Are filters in ES 2.x still applied based on the order they appear in the query? Is it still best practice to place the more restrictive filters (those that will return fewer records) first?
Thanks!
Are filters in ES 2.x still applied based on the order they appear in the query? Is it still best practice to place the more restrictive filters (those that will return fewer records) first?
Thanks!
Nope, query/filter order in ES 2.x doesn't matter. With the one exception of filters in the function_score
query, which can optionally be applied "in order".
Note: the ordering behavior in ES 1.x just applied to and
/or
/not
queries, the rest were order agnostic as well.
Thanks, Zachary.
So does ES 2.x have any logic to apply filters in the most efficient manner (i.e. return smallest subset first), or is it truly random?
Oops, sorry, I should have explained a bit more.
Lucene (and by proxy, Elasticsearch) has heuristics to estimate the "cost" of a query.
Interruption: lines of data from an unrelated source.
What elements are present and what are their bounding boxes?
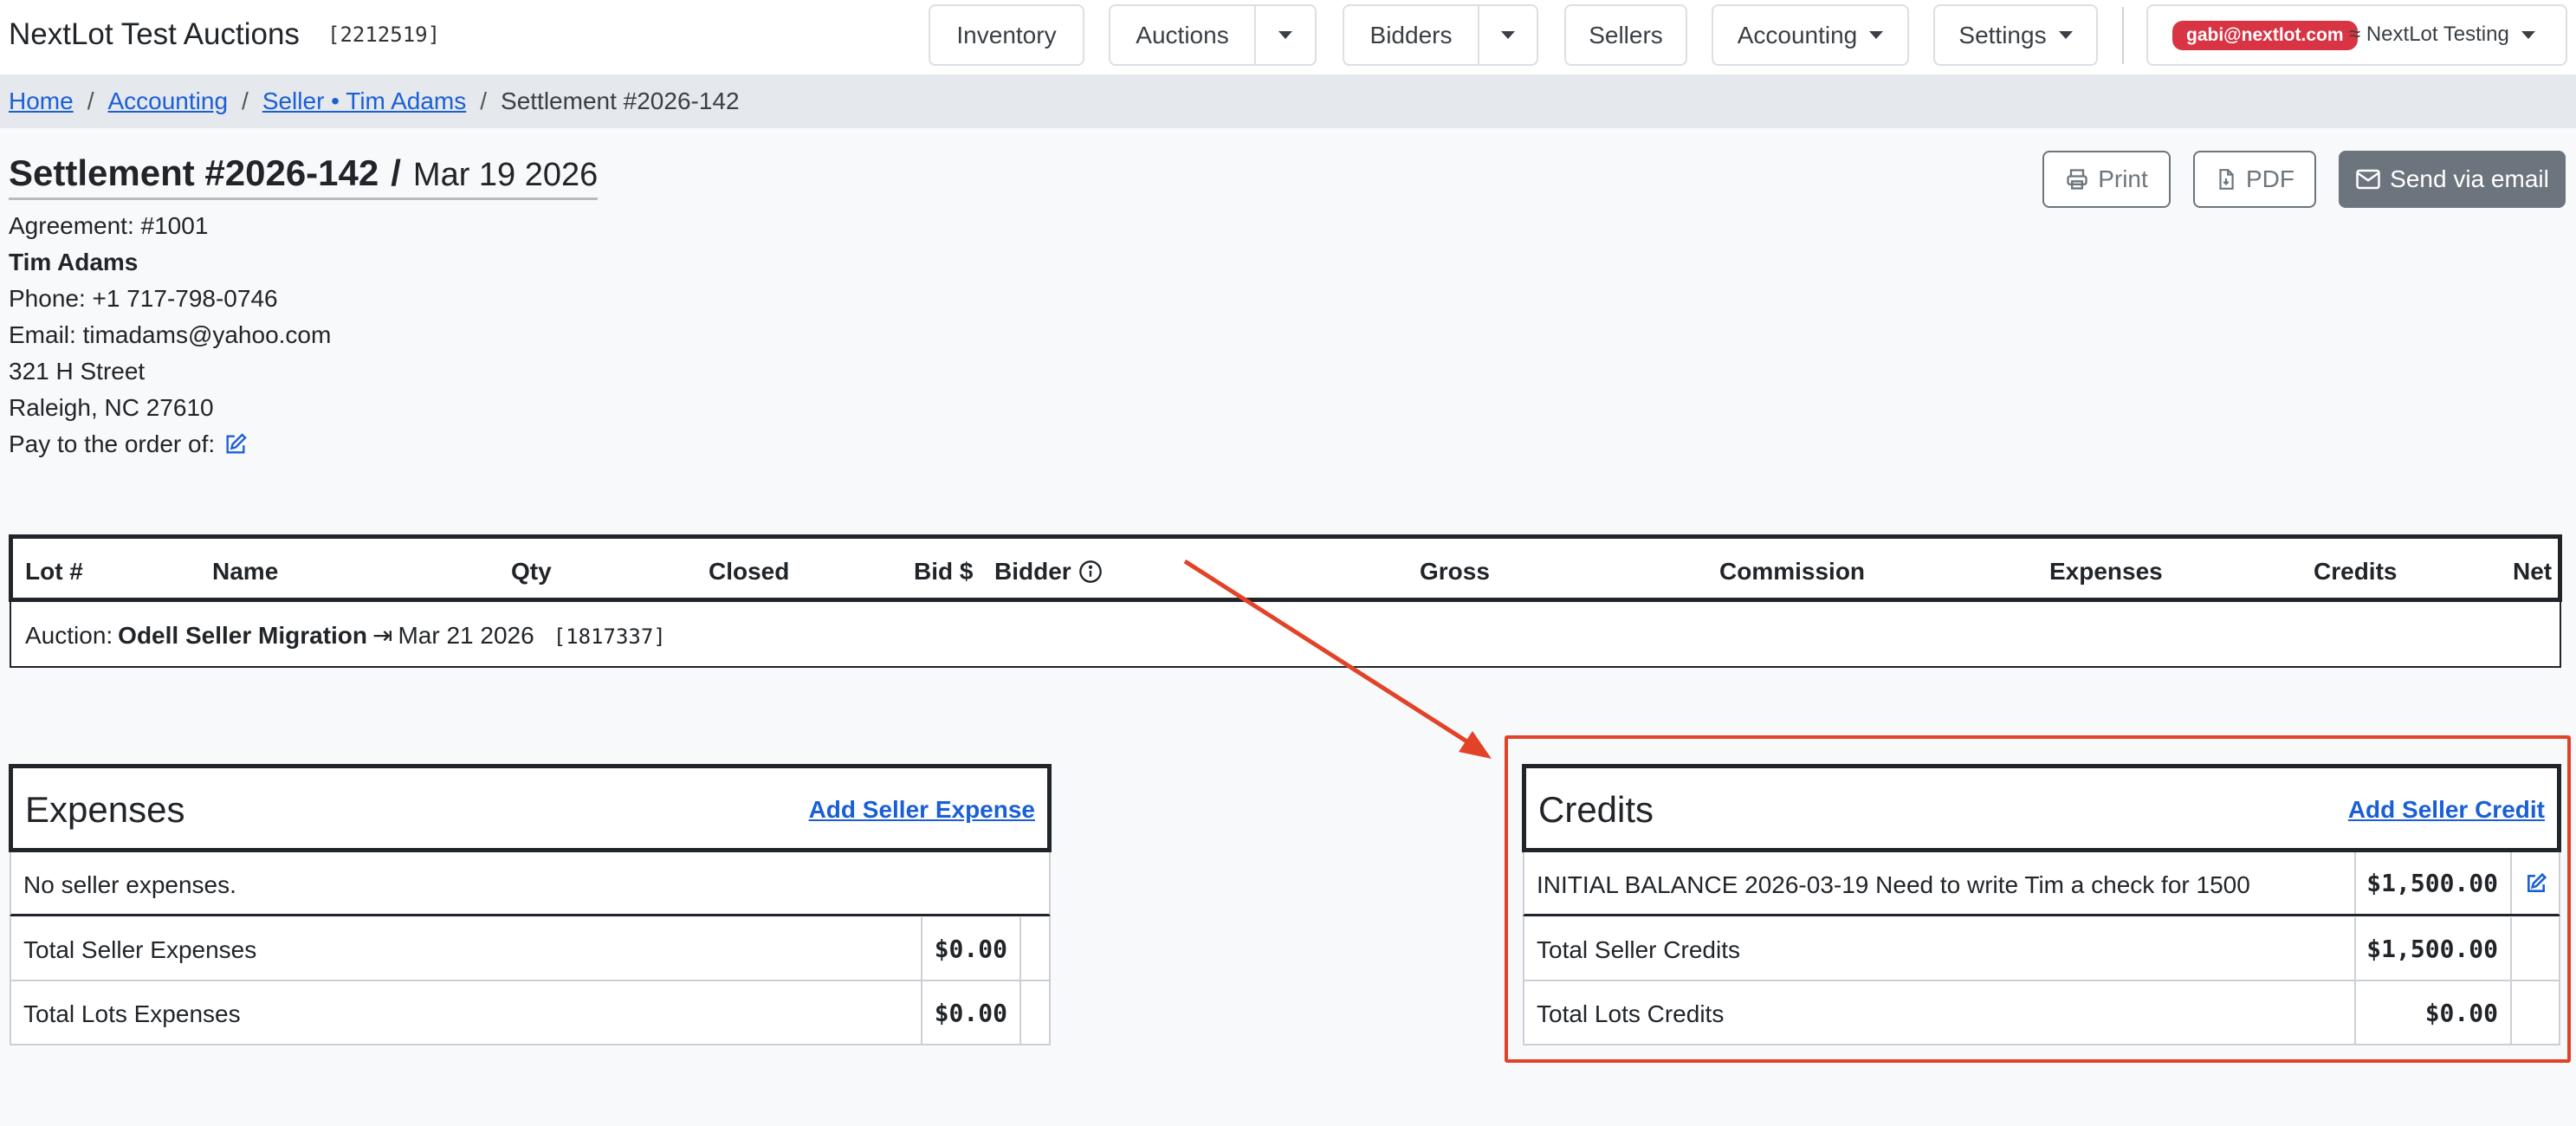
nav-sellers-button[interactable]: Sellers	[1564, 4, 1687, 66]
nav-bidders-group: Bidders	[1343, 4, 1538, 66]
column-bid[interactable]: Bid $	[914, 558, 973, 586]
column-expenses[interactable]: Expenses	[2049, 558, 2163, 586]
nav-bidders-label: Bidders	[1369, 21, 1453, 49]
seller-email: Email: timadams@yahoo.com	[9, 321, 332, 348]
column-lot-number[interactable]: Lot #	[25, 558, 83, 586]
auction-prefix: Auction:	[25, 622, 113, 649]
chevron-down-icon	[1278, 31, 1292, 39]
chevron-down-icon	[1869, 31, 1884, 39]
nav-divider	[2122, 7, 2124, 64]
seller-address-line1: 321 H Street	[9, 358, 146, 385]
brand-name[interactable]: NextLot Test Auctions	[9, 17, 300, 52]
print-button[interactable]: Print	[2042, 151, 2171, 208]
breadcrumb: Home / Accounting / Seller • Tim Adams /…	[9, 87, 740, 115]
send-email-label: Send via email	[2390, 165, 2549, 192]
print-label: Print	[2098, 165, 2148, 192]
total-lots-expenses-value: $0.00	[921, 981, 1019, 1044]
nav-auctions-button[interactable]: Auctions	[1110, 6, 1254, 64]
page-title: Settlement #2026-142 / Mar 19 2026	[9, 152, 599, 200]
column-net[interactable]: Net	[2513, 558, 2552, 586]
title-separator: /	[391, 152, 401, 193]
brand-id: [2212519]	[327, 23, 441, 47]
nav-accounting-dropdown[interactable]: Accounting	[1712, 4, 1909, 66]
seller-address-line2: Raleigh, NC 27610	[9, 394, 214, 421]
settlement-date: Mar 19 2026	[412, 157, 599, 193]
tenant-name: ≈ NextLot Testing	[2349, 23, 2509, 46]
chevron-down-icon	[2521, 30, 2535, 39]
auction-name: Odell Seller Migration	[118, 622, 368, 649]
seller-info: Agreement: #1001 Tim Adams Phone: +1 717…	[9, 208, 331, 463]
pay-to-row: Pay to the order of:	[9, 426, 331, 463]
breadcrumb-home-link[interactable]: Home	[9, 87, 74, 115]
auction-date: Mar 21 2026	[398, 622, 534, 649]
breadcrumb-accounting-link[interactable]: Accounting	[107, 87, 228, 115]
chevron-down-icon	[1501, 31, 1515, 39]
expenses-empty-message: No seller expenses.	[23, 871, 236, 898]
column-closed[interactable]: Closed	[709, 558, 789, 586]
agreement-number: Agreement: #1001	[9, 212, 209, 239]
breadcrumb-separator: /	[480, 87, 488, 114]
printer-icon	[2067, 169, 2087, 190]
column-commission[interactable]: Commission	[1719, 558, 1865, 586]
send-via-email-button[interactable]: Send via email	[2339, 151, 2566, 208]
add-seller-expense-link[interactable]: Add Seller Expense	[809, 796, 1035, 824]
edit-icon[interactable]	[223, 432, 248, 456]
breadcrumb-bar: Home / Accounting / Seller • Tim Adams /…	[0, 74, 2576, 128]
pdf-button[interactable]: PDF	[2193, 151, 2316, 208]
column-credits[interactable]: Credits	[2314, 558, 2397, 586]
auction-id: [1817337]	[553, 624, 666, 649]
empty-action-cell	[1019, 981, 1051, 1044]
nav-settings-dropdown[interactable]: Settings	[1933, 4, 2098, 66]
nav-auctions-group: Auctions	[1109, 4, 1317, 66]
info-icon[interactable]	[1078, 560, 1103, 584]
tenant-selector[interactable]: ≈ NextLot Testing	[2349, 23, 2535, 47]
breadcrumb-separator: /	[87, 87, 94, 114]
column-qty[interactable]: Qty	[511, 558, 552, 586]
seller-name: Tim Adams	[9, 249, 139, 275]
top-navbar: NextLot Test Auctions [2212519] Inventor…	[0, 0, 2576, 74]
column-bidder-label: Bidder	[994, 558, 1071, 585]
nav-bidders-button[interactable]: Bidders	[1344, 6, 1478, 64]
nav-sellers-label: Sellers	[1589, 21, 1663, 49]
user-email-badge[interactable]: gabi@nextlot.com	[2172, 21, 2358, 50]
seller-phone: Phone: +1 717-798-0746	[9, 285, 278, 312]
column-bidder[interactable]: Bidder	[994, 558, 1103, 586]
nav-auctions-dropdown-toggle[interactable]	[1254, 6, 1315, 64]
nav-inventory-button[interactable]: Inventory	[929, 4, 1084, 66]
expenses-title: Expenses	[25, 789, 185, 830]
nav-auctions-label: Auctions	[1136, 21, 1229, 49]
total-seller-expenses-label: Total Seller Expenses	[23, 936, 257, 963]
annotation-highlight-box	[1505, 735, 2571, 1063]
nav-inventory-label: Inventory	[956, 21, 1057, 49]
envelope-icon	[2356, 169, 2380, 190]
nav-settings-label: Settings	[1958, 21, 2047, 49]
expenses-panel-header: Expenses Add Seller Expense	[9, 764, 1052, 852]
file-pdf-icon	[2219, 169, 2234, 190]
total-seller-expenses-row: Total Seller Expenses $0.00	[10, 917, 1051, 981]
total-lots-expenses-row: Total Lots Expenses $0.00	[10, 981, 1051, 1045]
nav-bidders-dropdown-toggle[interactable]	[1478, 6, 1537, 64]
column-name[interactable]: Name	[212, 558, 278, 586]
annotation-arrow-icon	[1183, 559, 1492, 759]
breadcrumb-current: Settlement #2026-142	[501, 87, 740, 114]
total-lots-expenses-label: Total Lots Expenses	[23, 1000, 241, 1027]
settlement-number: Settlement #2026-142	[9, 152, 379, 193]
arrow-right-to-bar-icon: ⇥	[372, 622, 393, 649]
total-seller-expenses-value: $0.00	[921, 917, 1019, 980]
breadcrumb-separator: /	[242, 87, 249, 114]
expenses-empty-row: No seller expenses.	[10, 852, 1051, 916]
chevron-down-icon	[2058, 31, 2073, 39]
pdf-label: PDF	[2246, 165, 2294, 192]
breadcrumb-seller-link[interactable]: Seller • Tim Adams	[262, 87, 466, 115]
nav-accounting-label: Accounting	[1737, 21, 1858, 49]
pay-to-label: Pay to the order of:	[9, 430, 216, 457]
empty-action-cell	[1019, 917, 1051, 980]
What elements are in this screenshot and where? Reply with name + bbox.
These heuristics include things like how exclusive the query is, how intrinsically expensive the calculation is (e.g. a term comparison is a lot faster than calculating a geo distance comparison), some queries have a "fast" estimation mode followed by a slower "precise" mode, etc.
It then re-orders the queries to optimize execution. That could mean running the least expensive ones first, or potentially running a more expensive but highly selective one to cut down other query evaluations.
Also note that it's a bit tricky, since one query doesn't "run to completion" before the next start. Queries in Lucene have a "leap frog" behavior where they take turns advancing their iterators. Matches are recorded where all the iterators line up. So much of the reordering optimization is around which iterators to execute first, since the more they can skip the less the downstream iterators need to evaluate.